Ainda que Evo Morales tenha moderado o discurso nos últimos anos — foi, por exemplo, o único único herdeiro do bolivarianismo presente na posse de Jair Bolsonaro, em janeiro —, não se engane: o líder boliviano é da mesma escola de Hugo Chávez e Nicolás Maduro. Irá agarrar-se ao Palácio Quemado como puder, mesmo que isso represente sangue nas ruas. Desde o início dos protestos deflagrados pela sua re-reeleição apinhada de suspeitas de fraude, duas pessoas morreram e pelo menos 140 ficaram feridas em manifestações.
Na Bolívia, que até 1982 sofrera revoltas e ditaduras militares, um golpe de Estado tradicional, com quartéis amotinados e blindados nas ruas, é uma ameaça sempre presente. Mas tornou-se ainda mais provável depois que um líder político local, Luis Fernando Camacho, chefe de uma poderosa entidade civil na rica região de Santa Cruz, apelou aos militares por intervenção.
Não é de hoje que a Constituição está rasgada para servir aos interesses de Evo. Herdeiro do chavismo, o presidente seguiu a cartilha bolivariana cuja cláusula pétrea é a tentativa de perpetuação no poder.
Evo venceu as eleições em 2005 com popularidade na estratosfera. Pela primeira vez, um indígena chegava ao poder pelo voto popular com uma margem considerável sobre o segundo postulante. Como Chávez fizera na Venezuela, Evo mudou a Constituição da Bolívia. Isso criou a possibilidade de reeleição presidencial para dois mandatos consecutivos de cinco anos cada, o que permitiu que ele concorresse em 2010 e 2014. Em 2019, não poderia concorrer de novo. Mas o que fez? Emulando novamente o falecido padrinho venezuelano, achou subterfúgios. Resolveu que o povo iria decidir se ele poderia ou não se candidatar. No referendo, em 2016, a maioria da população disse não. E Evo? Saiu pela tangente: apelou ao Tribunal Constitucional da Bolívia com o argumento de teria um "direito humano" violado caso não pudesse competir.

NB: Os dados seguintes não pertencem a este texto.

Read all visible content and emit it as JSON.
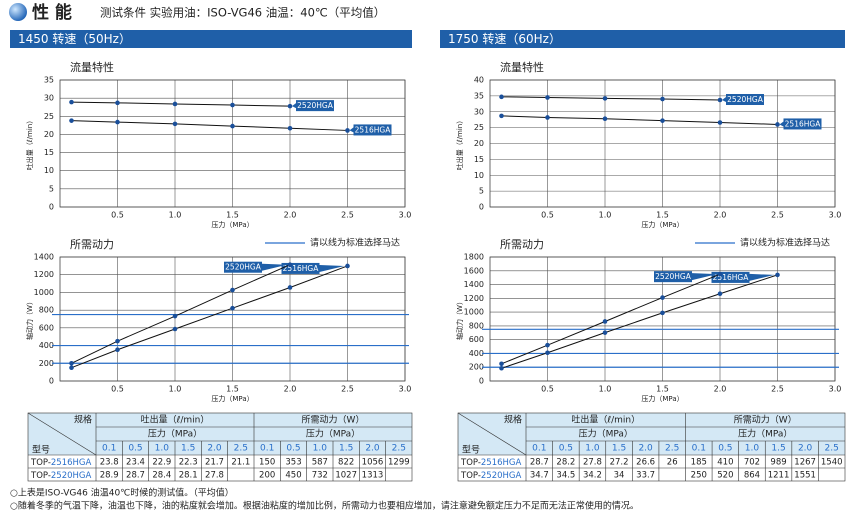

Não era preciso esperar o domingo de eleição, 20 de outubro, para antever que o altiplano explodiria. Urnas abertas, a Justiça eleitoral decidiu mudar o método de apuração — ou seja, a regra do jogo no meio da disputa. A Bolívia e a América Latina foram dormir com indicativo de segundo turno e acordaram com Evo vencedor no primeiro – entronado para mais cinco anos. O governo brasileiro, por enquanto, não reconhece a eleição.
Evo assemelha-se a Maduro. Mas Camacho não é Juan Guaidó, que em 23 de janeiro se autoproclamou presidente da Venezuela – imediatamente obtendo reconhecimento de Estados Unidos, Colômbia e Brasil. Guaidó era presidente da Assembleia Nacional, o parlamento que Maduro não admite. Camacho é um líder com poderes locais, ainda que esteja à frente de uma entidade com articulação nacional, o Comitê Cívico de Santa Cruz.
A Bolívia não é a Venezuela – para 2019, o Fundo Monetário Internacional (FMI) prevê crescimento de 3,9% do PIB, mais do que Chile, Peru, Argentina e Brasil, enquanto o vizinho do norte está falido economicamente. Mas, assim como no caso de Maduro, o futuro de Evo depende do humor da caserna. As forças armadas serão o fiel da balança. Com o apoio dos quartéis, Evo fica. Caso contrário, não dura até o fim da semana.